The Minnesota Sex Offender Program was created in 1994 to treat small numbers of the state's worst sex criminals who had finished their prison sentences but were deemed too dangerous to release.

But the 2003 killing of college student Dru Sjodin by a rapist newly released from prison prompted a surge of commitments of all types of sex offenders, from rapists to nonviolent molesters The state went from committing an average of 15 annually before 2003 to 50 annually after that pivotal year.

The program's population has soared to more than 600 -- the most sex-offender commitments per capita in the country. They cost state taxpayers more than $300 a day per offender, compared to less than $90 per day for offenders getting treated in state prisons.
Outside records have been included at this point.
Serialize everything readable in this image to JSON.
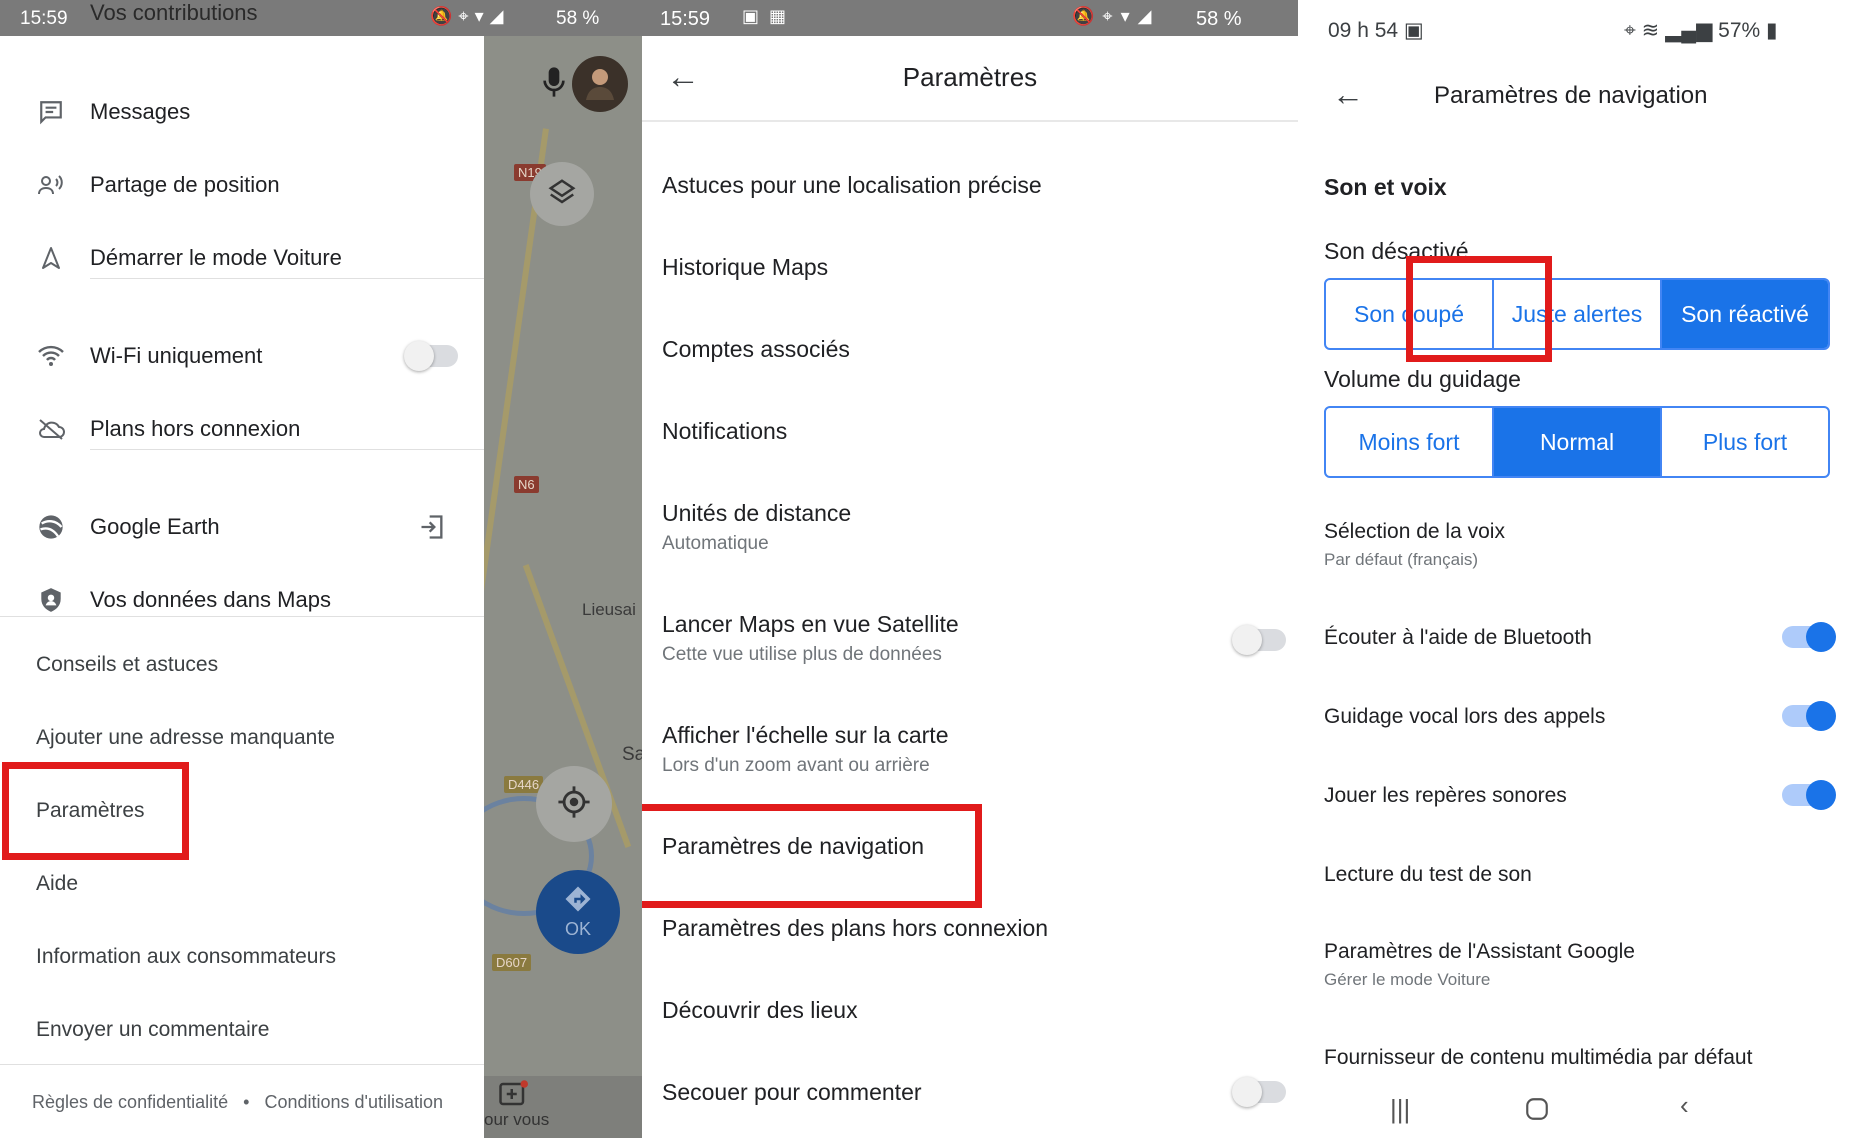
{
  "panel1": {
    "status": {
      "time": "15:59",
      "battery": "58 %",
      "overlay_title": "Vos contributions"
    },
    "menu_group1": [
      {
        "label": "Messages",
        "icon": "message-icon"
      },
      {
        "label": "Partage de position",
        "icon": "location-sharing-icon"
      },
      {
        "label": "Démarrer le mode Voiture",
        "icon": "navigation-arrow-icon"
      }
    ],
    "menu_group2": [
      {
        "label": "Wi-Fi uniquement",
        "icon": "wifi-icon",
        "toggle": false
      },
      {
        "label": "Plans hors connexion",
        "icon": "offline-cloud-icon"
      }
    ],
    "menu_group3": [
      {
        "label": "Google Earth",
        "icon": "google-earth-icon"
      },
      {
        "label": "Vos données dans Maps",
        "icon": "shield-icon"
      }
    ],
    "plain_items": [
      "Conseils et astuces",
      "Ajouter une adresse manquante",
      "Paramètres",
      "Aide",
      "Information aux consommateurs",
      "Envoyer un commentaire"
    ],
    "footer": {
      "privacy": "Règles de confidentialité",
      "separator": "•",
      "terms": "Conditions d'utilisation"
    },
    "map": {
      "badges": [
        "N19",
        "N6",
        "D446",
        "D607"
      ],
      "place_partial": "Lieusai",
      "place_partial2": "Sa",
      "go_label": "OK",
      "foryou_label": "our vous"
    }
  },
  "panel2": {
    "status": {
      "time": "15:59",
      "battery": "58 %"
    },
    "title": "Paramètres",
    "items": [
      {
        "title": "Astuces pour une localisation précise"
      },
      {
        "title": "Historique Maps"
      },
      {
        "title": "Comptes associés"
      },
      {
        "title": "Notifications"
      },
      {
        "title": "Unités de distance",
        "subtitle": "Automatique"
      },
      {
        "title": "Lancer Maps en vue Satellite",
        "subtitle": "Cette vue utilise plus de données",
        "toggle": false
      },
      {
        "title": "Afficher l'échelle sur la carte",
        "subtitle": "Lors d'un zoom avant ou arrière"
      },
      {
        "title": "Paramètres de navigation"
      },
      {
        "title": "Paramètres des plans hors connexion"
      },
      {
        "title": "Découvrir des lieux"
      },
      {
        "title": "Secouer pour commenter",
        "toggle": false
      }
    ]
  },
  "panel3": {
    "status": {
      "time": "09 h 54",
      "battery": "57%"
    },
    "title": "Paramètres de navigation",
    "section": "Son et voix",
    "sound_label": "Son désactivé",
    "sound_options": [
      "Son coupé",
      "Juste alertes",
      "Son réactivé"
    ],
    "sound_selected": 2,
    "volume_label": "Volume du guidage",
    "volume_options": [
      "Moins fort",
      "Normal",
      "Plus fort"
    ],
    "volume_selected": 1,
    "voice": {
      "title": "Sélection de la voix",
      "subtitle": "Par défaut (français)"
    },
    "toggles": [
      {
        "label": "Écouter à l'aide de Bluetooth",
        "on": true
      },
      {
        "label": "Guidage vocal lors des appels",
        "on": true
      },
      {
        "label": "Jouer les repères sonores",
        "on": true
      }
    ],
    "sound_test": "Lecture du test de son",
    "assistant": {
      "title": "Paramètres de l'Assistant Google",
      "subtitle": "Gérer le mode Voiture"
    },
    "media_provider": "Fournisseur de contenu multimédia par défaut"
  },
  "colors": {
    "accent": "#1a73e8",
    "highlight": "#e11b1b",
    "statusbar": "#7a7a7a"
  }
}
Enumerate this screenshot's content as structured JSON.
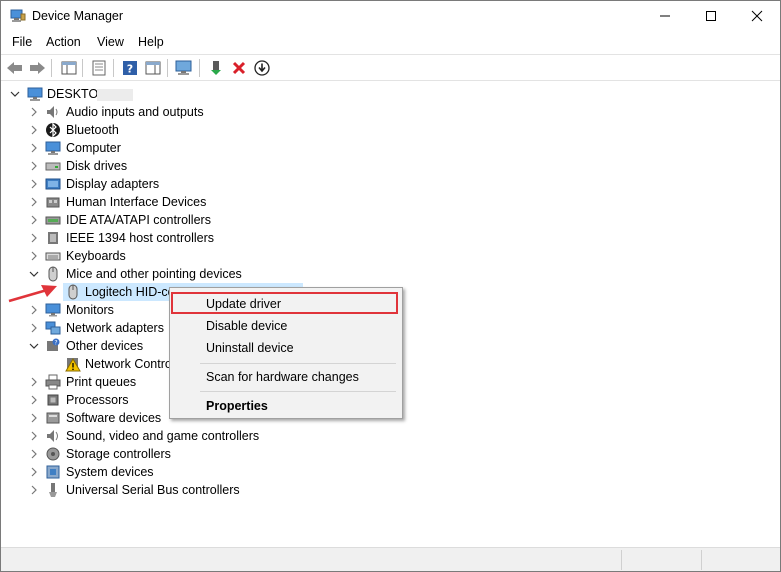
{
  "window": {
    "title": "Device Manager"
  },
  "menu": [
    "File",
    "Action",
    "View",
    "Help"
  ],
  "toolbar": {
    "icons": [
      "back-arrow-icon",
      "forward-arrow-icon",
      "show-hide-tree-icon",
      "properties-icon",
      "help-icon",
      "action-pane-icon",
      "scan-hardware-icon",
      "enable-device-icon",
      "uninstall-icon",
      "update-driver-icon"
    ]
  },
  "tree": {
    "root": "DESKTOP",
    "categories": [
      "Audio inputs and outputs",
      "Bluetooth",
      "Computer",
      "Disk drives",
      "Display adapters",
      "Human Interface Devices",
      "IDE ATA/ATAPI controllers",
      "IEEE 1394 host controllers",
      "Keyboards",
      "Mice and other pointing devices",
      "Monitors",
      "Network adapters",
      "Other devices",
      "Print queues",
      "Processors",
      "Software devices",
      "Sound, video and game controllers",
      "Storage controllers",
      "System devices",
      "Universal Serial Bus controllers"
    ],
    "mice_child": "Logitech HID-co",
    "other_child": "Network Contro"
  },
  "context_menu": {
    "update": "Update driver",
    "disable": "Disable device",
    "uninstall": "Uninstall device",
    "scan": "Scan for hardware changes",
    "properties": "Properties"
  },
  "colors": {
    "selection": "#cce8ff",
    "highlight_box": "#e0343a",
    "arrow": "#e0343a"
  }
}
The task force's first meeting is set for Thursday in St. Paul. It is required to produce its first set of recommendations by Dec. 3

For more information, see this page of the state Department of Human Services web site.

Besides Magnuson, those appointed to the task force are:

Retired U.S. District Judge James Rosenbaum

State Rep. Jim Abeler, chair of the House Health and Human Services Finance Committee

Donna Dunn, executive director of the Minnesota Coalition Against Sexual Assault

Ramsey County District Court Judge Kathleen Gearin

Eric Janus, president and dean of William Mitchell College of Law

Gerald Kaplan, executive director of Alpha Human Services

State Rep. Tina Liebling, lead minority member of the House Health and Human Services Reform Committee

State Sen. Warren Limmer, chair of the Senate Judiciary and Public Safety Committee

State Sen. Tony Lourey, ranking minority member of the Senate Health and Human Services Committee

Nancy Schouweiler, chair of the Dakota County Board of Commissioners and chair of the National Association of Counties' Justice and Public Safety Steering Committee

Appointed as ex-officio members:

Kelly Lyn Mitchell, executive director of the state Sentencing Guidelines Commission

State Department of Corrections Commissioner Tom Roy

Dr. Michael Thompson, president of the state chapter of the Association for the Treatment of Sexual Abusers

James Franklin, executive director of the Minnesota Sheriff's Association

Ramsey County District Court Judge Joanne Smith, chief judge of the Judicial Appeal Panel, which hears all petitions by civilly committed sex offenders for reduction in custody. Her inclusion was ordered by U.S. District Judge Donovan Frank.